The three-judge panel of the U.S. Court of Appeals for the District of Columbia ruled unanimously not to grant relief after hearing the appeal launched by TikTok and Chinese parent company ByteDance.
This past April, Biden passed legislation that would force the company to sell its interests in the social media platform, arguing it was a threat to U.S. national security as currently constituted.
The majority of the national security concerns relate to ByteDance’s potential influence by the Chinese government.
The company argued the law violates its right to free speech under the First Amendment of the U.S. Constitution.
“Congress judged it necessary to assume that risk given the grave national-security threats it perceived. And because the record reflects that Congress’s decision was considered, consistent with longstanding regulatory practice, and devoid of an institutional aim to suppress particular messages or ideas, we are not in a position to set it aside,” Judge Douglas Ginsburg wrote in the court’s 92-page decision.

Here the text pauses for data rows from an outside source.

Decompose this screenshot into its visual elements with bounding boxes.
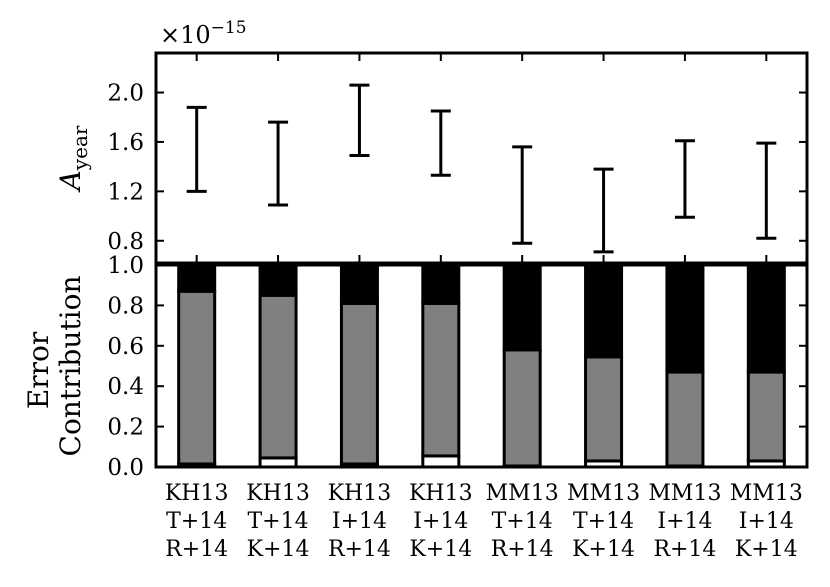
category-label-line: I+14 — [332, 509, 387, 534]
bottom-y-tick-label: 0.4 — [107, 374, 144, 400]
category-label-line: I+14 — [657, 509, 712, 534]
category-label: MM13 T+14 K+14 — [567, 481, 640, 562]
bar-segment — [502, 263, 542, 352]
bar-segment — [502, 348, 542, 468]
bar-segment — [339, 263, 379, 305]
category-label-line: MM13 — [648, 481, 721, 506]
bar-segment — [746, 370, 786, 463]
category-label-line: KH13 — [165, 481, 229, 506]
category-label: MM13 I+14 R+14 — [648, 481, 721, 562]
category-label-line: KH13 — [246, 481, 310, 506]
bottom-y-axis-label-line-1: Error — [22, 331, 55, 409]
top-y-tick-label: 1.2 — [107, 179, 144, 205]
top-y-tick-label: 2.0 — [107, 81, 144, 107]
category-label: KH13 I+14 K+14 — [409, 481, 473, 562]
error-bar — [268, 120, 289, 207]
axis-multiplier: ×10−15 — [160, 18, 247, 49]
error-bar — [512, 145, 533, 245]
top-y-axis-label: Ayear — [54, 125, 92, 193]
category-label-line: KH13 — [409, 481, 473, 506]
category-label-line: MM13 — [730, 481, 803, 506]
category-label: MM13 I+14 K+14 — [730, 481, 803, 562]
bar-segment — [421, 301, 461, 458]
bar-segment — [177, 263, 217, 293]
bottom-y-tick-label: 0.2 — [107, 415, 144, 441]
category-label-line: R+14 — [491, 537, 554, 562]
bottom-y-axis-label-line-2: Contribution — [54, 276, 87, 457]
error-bars — [186, 83, 777, 254]
stacked-bars — [177, 263, 786, 469]
category-label: KH13 T+14 K+14 — [246, 481, 310, 562]
bar-segment — [258, 263, 298, 297]
error-bar — [674, 139, 695, 219]
category-label-line: T+14 — [573, 509, 634, 534]
bar-segment — [258, 293, 298, 460]
error-bar — [593, 167, 614, 254]
bar-segment — [665, 370, 705, 468]
bar-segment — [584, 355, 624, 463]
error-bar — [349, 83, 370, 158]
category-label-line: MM13 — [486, 481, 559, 506]
category-label-line: MM13 — [567, 481, 640, 506]
bar-segment — [339, 301, 379, 466]
bar-segment — [421, 454, 461, 469]
category-label-line: T+14 — [166, 509, 227, 534]
top-y-axis-label-main: A — [54, 170, 87, 193]
bar-segment — [665, 263, 705, 374]
top-y-axis-label-sub: year — [68, 125, 92, 171]
error-bar — [756, 141, 777, 240]
bottom-y-tick-label: 1.0 — [107, 253, 144, 279]
bar-segment — [584, 263, 624, 359]
bottom-y-tick-label: 0.8 — [107, 293, 144, 319]
bar-segment — [421, 263, 461, 305]
bottom-plot-frame — [154, 263, 809, 469]
bottom-y-tick-label: 0.0 — [107, 455, 144, 481]
top-panel: 0.8 1.2 1.6 2.0 ×10−15 Ayear — [54, 18, 809, 265]
bar-segment — [746, 263, 786, 374]
category-label: MM13 T+14 R+14 — [486, 481, 559, 562]
bottom-y-tick-label: 0.6 — [107, 334, 144, 360]
category-label-line: R+14 — [653, 537, 716, 562]
category-label: KH13 T+14 R+14 — [165, 481, 229, 562]
top-plot-frame — [154, 51, 809, 265]
category-label-line: K+14 — [735, 537, 798, 562]
category-label-line: T+14 — [248, 509, 309, 534]
top-x-ticks — [195, 53, 768, 263]
category-label-line: K+14 — [247, 537, 310, 562]
category-label-line: T+14 — [492, 509, 553, 534]
bar-segment — [177, 289, 217, 466]
top-y-axis: 0.8 1.2 1.6 2.0 — [107, 81, 807, 255]
category-label-line: R+14 — [165, 537, 228, 562]
error-bar — [430, 109, 451, 177]
category-label-line: KH13 — [328, 481, 392, 506]
category-label: KH13 I+14 R+14 — [328, 481, 392, 562]
error-bar — [186, 105, 207, 193]
category-label-line: K+14 — [409, 537, 472, 562]
category-label-line: I+14 — [739, 509, 794, 534]
category-label-line: K+14 — [572, 537, 635, 562]
axis-multiplier-base: ×10 — [160, 21, 211, 49]
top-y-tick-label: 0.8 — [107, 229, 144, 255]
bottom-y-axis: 0.0 0.2 0.4 0.6 0.8 1.0 — [107, 253, 807, 481]
category-label-line: I+14 — [413, 509, 468, 534]
axis-multiplier-power: −15 — [211, 18, 247, 38]
category-label-line: R+14 — [328, 537, 391, 562]
top-y-tick-label: 1.6 — [107, 130, 144, 156]
bottom-y-axis-label: Error Contribution — [22, 276, 87, 457]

“We conclude the portions of the Act the petitioners have standing to challenge, that is the provisions concerning TikTok and its related entities, survive constitutional scrutiny. We therefore deny the petition.”
The Justice Department in August also filed a civil lawsuit against TikTok, arguing it violates children’s privacy laws.
In September, the companies and a group of content providers on the platform filed three lawsuits with the federal appeals court, collectively arguing the new legislation amounts to “a law that singles out and shutters a speech platform used by 170 million Americans.”
The app has roughly 1 billion users globally.
The judges disagreed Friday with the arguments.
“The parts of the Act that are properly before this court do not contravene the First Amendment to the Constitution of the United States, nor do they violate the Fifth Amendment guarantee of equal protection of the laws; constitute an unlawful bill of attainder,” the ruling reads.
The law is set to take effect on Jan. 19 and if enforced, could then require companies like Google and Apple to remove the app from the online app stores.